Photo by Slidebean on Unsplash

“What is Branding to you?”

I was being asked to answer this question in one of my interviews. I wanted to share my answer from the UX designer’s perspective.

  • Branding is the representation of the product, a definite promise to the customers about what your product offer, and what they must expect.
  • UX is about understanding users and creates a product that offers a better experience for the users.

Since the user experience way of approaching to design or redesign leads users and customers to have a positive experience with the product, it also sets the tone for the brand. A good UX leads customers to believe that the product solves not only their problems but also a trustworthy product that they can rely on, whereas a bad UX might entirely ruin the branding and the reputation of the product.

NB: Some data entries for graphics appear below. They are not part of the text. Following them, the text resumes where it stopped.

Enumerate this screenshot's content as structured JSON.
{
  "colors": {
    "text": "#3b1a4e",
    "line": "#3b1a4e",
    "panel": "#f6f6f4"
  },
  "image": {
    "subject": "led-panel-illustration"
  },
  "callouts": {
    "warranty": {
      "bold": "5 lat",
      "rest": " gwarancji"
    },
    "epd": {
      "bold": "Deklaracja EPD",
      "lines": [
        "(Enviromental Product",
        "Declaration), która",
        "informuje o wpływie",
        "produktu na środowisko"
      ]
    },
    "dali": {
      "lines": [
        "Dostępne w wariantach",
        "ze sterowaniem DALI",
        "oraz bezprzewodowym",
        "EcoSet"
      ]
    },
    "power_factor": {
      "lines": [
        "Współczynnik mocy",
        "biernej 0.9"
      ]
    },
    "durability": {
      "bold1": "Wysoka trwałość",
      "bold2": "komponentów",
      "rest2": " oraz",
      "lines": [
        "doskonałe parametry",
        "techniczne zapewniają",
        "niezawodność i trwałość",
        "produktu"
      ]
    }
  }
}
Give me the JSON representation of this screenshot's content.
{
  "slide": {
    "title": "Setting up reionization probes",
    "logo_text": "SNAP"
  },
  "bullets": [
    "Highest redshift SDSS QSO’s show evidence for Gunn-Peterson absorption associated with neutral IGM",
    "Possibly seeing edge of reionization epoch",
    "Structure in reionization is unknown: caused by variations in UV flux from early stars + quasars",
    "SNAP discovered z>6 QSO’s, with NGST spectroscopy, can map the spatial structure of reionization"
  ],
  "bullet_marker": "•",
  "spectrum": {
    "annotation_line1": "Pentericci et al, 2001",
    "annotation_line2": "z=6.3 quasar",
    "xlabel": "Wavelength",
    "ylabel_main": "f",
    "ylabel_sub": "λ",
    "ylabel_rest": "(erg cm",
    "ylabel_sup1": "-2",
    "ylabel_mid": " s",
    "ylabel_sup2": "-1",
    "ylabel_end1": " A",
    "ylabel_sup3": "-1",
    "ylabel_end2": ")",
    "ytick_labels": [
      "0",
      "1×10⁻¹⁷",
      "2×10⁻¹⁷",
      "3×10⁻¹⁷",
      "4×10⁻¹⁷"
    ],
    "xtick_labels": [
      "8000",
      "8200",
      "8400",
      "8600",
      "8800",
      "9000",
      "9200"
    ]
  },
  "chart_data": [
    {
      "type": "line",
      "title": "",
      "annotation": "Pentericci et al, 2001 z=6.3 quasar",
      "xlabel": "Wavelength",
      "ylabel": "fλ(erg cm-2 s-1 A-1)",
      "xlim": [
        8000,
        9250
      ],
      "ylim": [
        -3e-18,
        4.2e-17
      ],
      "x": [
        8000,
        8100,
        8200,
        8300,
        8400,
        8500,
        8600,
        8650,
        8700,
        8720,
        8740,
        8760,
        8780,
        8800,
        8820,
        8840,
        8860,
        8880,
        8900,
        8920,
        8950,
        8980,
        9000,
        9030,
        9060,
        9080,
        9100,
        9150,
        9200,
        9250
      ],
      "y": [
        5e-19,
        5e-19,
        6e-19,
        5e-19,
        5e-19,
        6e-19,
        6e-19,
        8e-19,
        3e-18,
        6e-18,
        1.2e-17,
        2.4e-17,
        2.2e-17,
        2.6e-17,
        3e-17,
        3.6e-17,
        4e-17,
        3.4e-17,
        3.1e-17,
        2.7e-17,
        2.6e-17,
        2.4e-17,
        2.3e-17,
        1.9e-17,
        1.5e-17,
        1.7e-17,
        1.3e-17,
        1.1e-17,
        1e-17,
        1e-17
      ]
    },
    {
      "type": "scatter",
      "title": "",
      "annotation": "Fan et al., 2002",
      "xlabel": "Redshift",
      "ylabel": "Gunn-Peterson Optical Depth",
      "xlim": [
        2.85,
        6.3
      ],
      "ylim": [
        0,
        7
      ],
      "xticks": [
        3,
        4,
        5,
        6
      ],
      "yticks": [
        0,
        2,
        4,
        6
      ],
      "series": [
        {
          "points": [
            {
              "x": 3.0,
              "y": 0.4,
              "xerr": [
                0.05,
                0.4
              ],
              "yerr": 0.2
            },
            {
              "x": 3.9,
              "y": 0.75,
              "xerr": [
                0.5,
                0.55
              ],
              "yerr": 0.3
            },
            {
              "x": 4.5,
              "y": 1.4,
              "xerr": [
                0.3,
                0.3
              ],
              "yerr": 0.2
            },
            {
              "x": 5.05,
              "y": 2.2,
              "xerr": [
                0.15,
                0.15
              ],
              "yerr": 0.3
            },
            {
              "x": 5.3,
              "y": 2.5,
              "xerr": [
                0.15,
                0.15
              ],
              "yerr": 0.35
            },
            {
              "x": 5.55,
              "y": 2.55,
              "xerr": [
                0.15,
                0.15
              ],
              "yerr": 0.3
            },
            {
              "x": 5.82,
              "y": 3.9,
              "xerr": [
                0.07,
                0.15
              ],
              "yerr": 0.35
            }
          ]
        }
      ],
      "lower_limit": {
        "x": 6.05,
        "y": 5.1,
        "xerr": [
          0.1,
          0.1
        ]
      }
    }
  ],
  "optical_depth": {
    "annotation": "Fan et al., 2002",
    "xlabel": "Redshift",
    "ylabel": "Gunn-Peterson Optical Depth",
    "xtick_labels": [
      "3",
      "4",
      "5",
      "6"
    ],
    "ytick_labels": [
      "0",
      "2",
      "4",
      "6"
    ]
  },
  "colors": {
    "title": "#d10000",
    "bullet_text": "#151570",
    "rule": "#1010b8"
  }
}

Before doing anything, we need to start by understanding the brand. Considering what the core value of this brand is? What industry it belongs to, and who benefits from it? If a brand belongs to a particular category, how to ensure how people think and feel about the brand based on its core function?

We generally consider the visual representation. We often see this in the prints and advertisements. However, there is one downside of it, which is that people have no interactive engagement with the brand itself. As technology evolves, industries starting to understand the meeting between users and their product matter in their branding, this is when UX steps in. For instance, we see customization in almost every demanding industry nowadays, from food to fashion, from personal care to healthcare, etc.

To represent both UX and branding balanced product, take the Sweet Green’s website, for example, the message it’s communicating are that:

  • Green & Clean
  • Healthy
  • Delicious

And it allows customers to customize their needs.

Picture from Sweet Green’s Website — Create Your Own Bowl (1)
Picture from Sweet Green’s Website — Create Your Own Bowl (2)

As UX designers, our role is to apply brand attributions into interactions through understanding both brand and users.

Once the brand representation is out and ready, we can test it with customers to know how effective it’s working. One common way to achieve it is through surveys by asking people to select what term describes the brand the best.